Une Réflexion Intime Sur La Nature, Le Deuil Et La Force De L’Observation
Il y a des silences que seul le vent dans les feuilles sait exprimer. Des absences que la lumière du matin dessine sur la terre encore humide. Depuis que Marco est parti, c’est dans mon jardin que je trouve les réponses que les mots ne savent plus formuler. Lui qui avait ce regard d’une justesse rare, toujours à l’affût du détail, d’un frémissement, d’une nuance de vert que je ne voyais pas… Lui, mon samouraï au grand cœur, m’a appris à observer la vie comme on lit un poème.
Je crois profondément que nous avons toustes, en nous, cette capacité à ressentir le vivant dans sa complexité, à affiner nos sens pour mieux habiter le monde. Les enfants le savent. Ils entendent les insectes, s’émerveillent devant un escargot, s’agenouillent pour mieux voir une mousse minuscule. Avec le temps, cette attention se dilue. Prises dans l’urgence, nous oublions de voir. « Le vrai voyage de découverte ne consiste pas à chercher de nouveaux paysages, mais à avoir de nouveaux yeux », écrivait Marcel Proust. C’est exactement ce que je ressens en jardinant depuis sa disparition.
Chaque geste dans la terre m’enseigne une patience qui ne juge pas. Arroser, désherber, pailler : autant de moments où l’on se décentre de soi. Et c’est précisément là, dans cette disponibilité, que quelque chose se révèle. Un champignon qui pousse sans qu’on l’ait planté. Une abeille qui revient chaque matin à la même fleur. Ce sont ces micro-phénomènes qui me rappellent Marco. Lui, qui savait reconnaître le moindre déséquilibre, sentir l’humidité trop présente ou le stress d’une plante. Il avait cette mémoire du lieu, bâtie sur l’attention répétée, humble et constante.
Observer la nature de cette manière, c’est aussi choisir une autre forme d’engagement. Ce n’est pas seulement cultiver pour récolter, mais veiller, écouter, s’ajuster. Le jardin devient politique au moment où l’on décide de respecter les rythmes du vivant, d’en prendre soin sans imposer. C’est un choix de solidarité avec les cycles naturels, avec la fragilité de ce qui pousse lentement.

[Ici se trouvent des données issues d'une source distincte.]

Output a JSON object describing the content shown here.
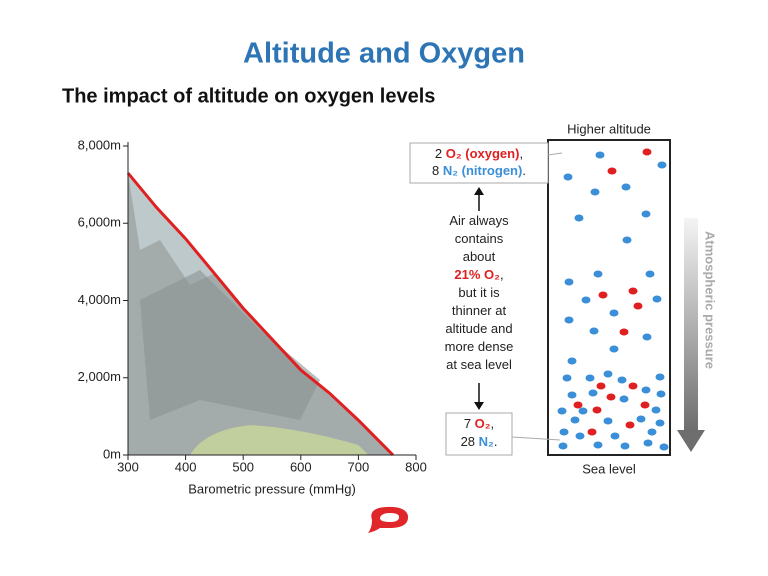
{
  "title": "Altitude and Oxygen",
  "chart_data": {
    "type": "line",
    "title": "The impact of altitude on oxygen levels",
    "x_label": "Barometric pressure (mmHg)",
    "x": [
      300,
      350,
      400,
      450,
      500,
      550,
      600,
      650,
      700,
      760
    ],
    "series": [
      {
        "color": "#e02020",
        "values": [
          7300,
          6400,
          5600,
          4700,
          3800,
          3000,
          2200,
          1600,
          900,
          0
        ]
      }
    ],
    "area_color": "#a4abab",
    "xlim": [
      300,
      800
    ],
    "xticks": [
      300,
      400,
      500,
      600,
      700,
      800
    ],
    "ylim": [
      0,
      8000
    ],
    "yticks": [
      {
        "value": 0,
        "label": "0m"
      },
      {
        "value": 2000,
        "label": "2,000m"
      },
      {
        "value": 4000,
        "label": "4,000m"
      },
      {
        "value": 6000,
        "label": "6,000m"
      },
      {
        "value": 8000,
        "label": "8,000m"
      }
    ]
  },
  "diagram": {
    "top_label": "Higher altitude",
    "bottom_label": "Sea level",
    "arrow_label": "Atmospheric pressure",
    "top_callout": [
      [
        {
          "text": "2 "
        },
        {
          "text": "O₂ (oxygen)",
          "color": "#e02020"
        },
        {
          "text": ","
        }
      ],
      [
        {
          "text": "8 "
        },
        {
          "text": "N₂ (nitrogen)",
          "color": "#3a8fd8"
        },
        {
          "text": "."
        }
      ]
    ],
    "middle_text": [
      [
        {
          "text": "Air always"
        }
      ],
      [
        {
          "text": "contains"
        }
      ],
      [
        {
          "text": "about"
        }
      ],
      [
        {
          "text": "21% O₂",
          "color": "#e02020"
        },
        {
          "text": ","
        }
      ],
      [
        {
          "text": "but it is"
        }
      ],
      [
        {
          "text": "thinner at"
        }
      ],
      [
        {
          "text": "altitude and"
        }
      ],
      [
        {
          "text": "more dense"
        }
      ],
      [
        {
          "text": "at sea level"
        }
      ]
    ],
    "bottom_callout": [
      [
        {
          "text": "7 "
        },
        {
          "text": "O₂",
          "color": "#e02020"
        },
        {
          "text": ","
        }
      ],
      [
        {
          "text": "28 "
        },
        {
          "text": "N₂",
          "color": "#3a8fd8"
        },
        {
          "text": "."
        }
      ]
    ]
  }
}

J’ai souvent pensé que l’action et la contemplation s’excluaient. Que l’on devait choisir entre efficacité et rêverie. Mais le jardin m’a appris qu’il était possible d’agir tout en restant ouverte à l’émerveillement. Quand mes mains creusent, mon esprit s’apaise. Quand je taille, je pense. Quand j’arrose, j’écoute. Il n’y a pas d’opposition, seulement des mouvements complémentaires.
Aujourd’hui, mon jardin est aussi un espace de deuil. Un lieu où je peux continuer à parler à Marco, à ressentir sa présence non pas dans les mots, mais dans la façon dont les choses se font. Il m’a transmis une manière d’être au monde que je tente, jour après jour, d’incarner. En respectant les silences, en valorisant la lenteur, en cultivant l’attention.
Ce que je retire de cette expérience, c’est que le vivant nous parle à condition qu’on le regarde vraiment. Et qu’apprendre à voir, c’est une manière d’aimer. Une manière de rester relié·e·s, même dans l’absence.
Les valeurs qui me guident – soin, attention, écoute, respect – trouvent un écho profond dans cette relation au jardin. Elles m’aident à construire une mémoire écologique qui n’est pas seulement faite de connaissances, mais d’émotions, de gestes et de liens.
Alors je continue, à mon rythme. À désherber doucement. À noter les signes. À accueillir les surprises. Parce qu’au fond, « le plus court chemin de soi à soi passe par autrui » – et parfois, cet autrui s’appelle nature.